Running the Example Notebooks#

Containers with the Merlin libraries are available from the NVIDIA NGC catalog. To run the sample notebooks, use the merlin-tensorflow container.

You can pull and run the nvcr.io/nvidia/merlin/merlin-tensorflow:nightly container.

In production, instead of using the nightly tag, specify a release tag. You can find the release tags and more information on the Merlin TensorFlow container page.

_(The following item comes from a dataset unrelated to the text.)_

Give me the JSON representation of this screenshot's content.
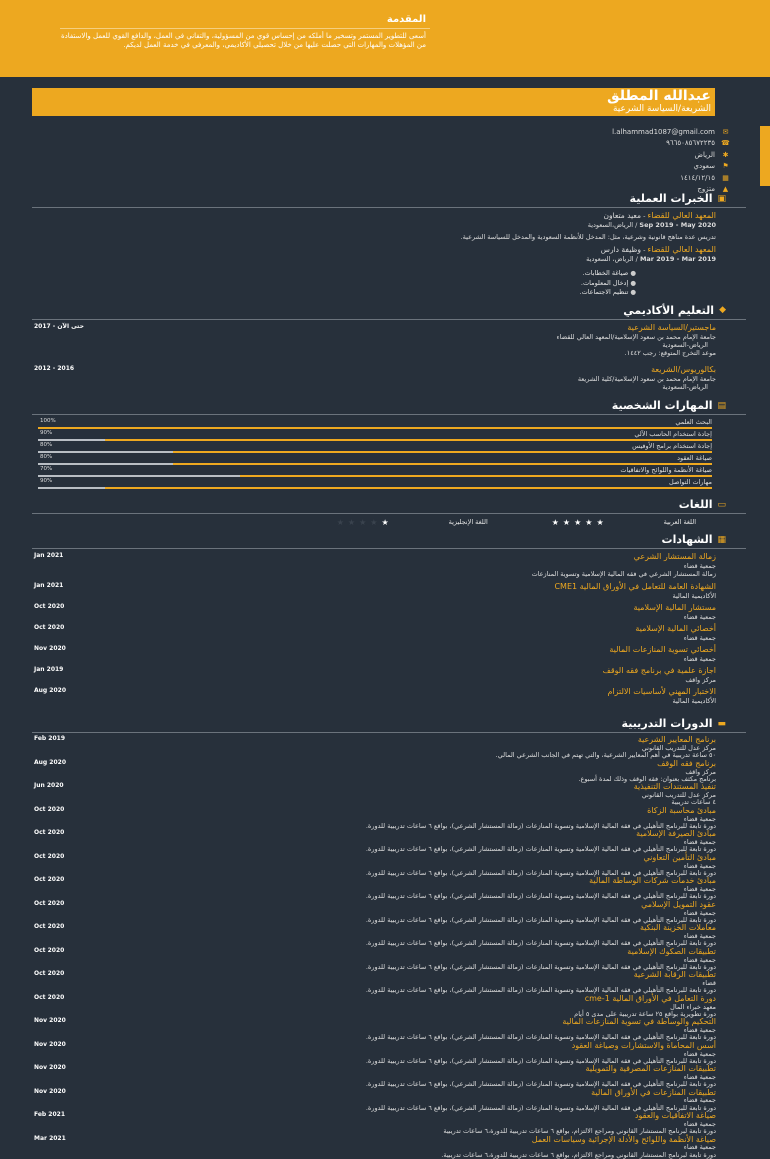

To run the example notebooks using a container, do the following:

  1. After you pull the container, launch it by running the following command:

    docker run -it --gpus all -p 8000:8000 -p 8001:8001 -p 8002:8002 -p 8888:8888 \
      -v <path to your data>:/workspace/data/ --ipc=host \
      nvcr.io/nvidia/merlin/merlin-tensorflow:nightly /bin/bash
    

    You can remove the --gpus all flag to run the example on CPU.

    The container opens a shell when the run command execution is complete. Your shell prompt should look similar to the following example:

    root@2efa5b50b909:
    
  2. Start JupyterLab by running the following command:

    jupyter-lab --allow-root --ip='0.0.0.0' --NotebookApp.token='<password>'
    

    View the messages in your terminal to identify the URL for JupyterLab. The messages in your terminal should show lines like the following example:

    Or copy and paste one of these URLs:
    http://2efa5b50b909:8888/lab?token=9b537d1fda9e4e9cadc673ba2a472e247deee69a6229ff8d
    or http://127.0.0.1:8888/lab?token=9b537d1fda9e4e9cadc673ba2a472e247deee69a6229ff8d
    
  3. Open a browser and use the 127.0.0.1 URL provided in the messages from JupyterLab.

  4. After you log in to JupyterLab, navigate to the /Merlin/examples/Building-and-deploying-multi-stage-RecSys/ directory and execute the example notebooks.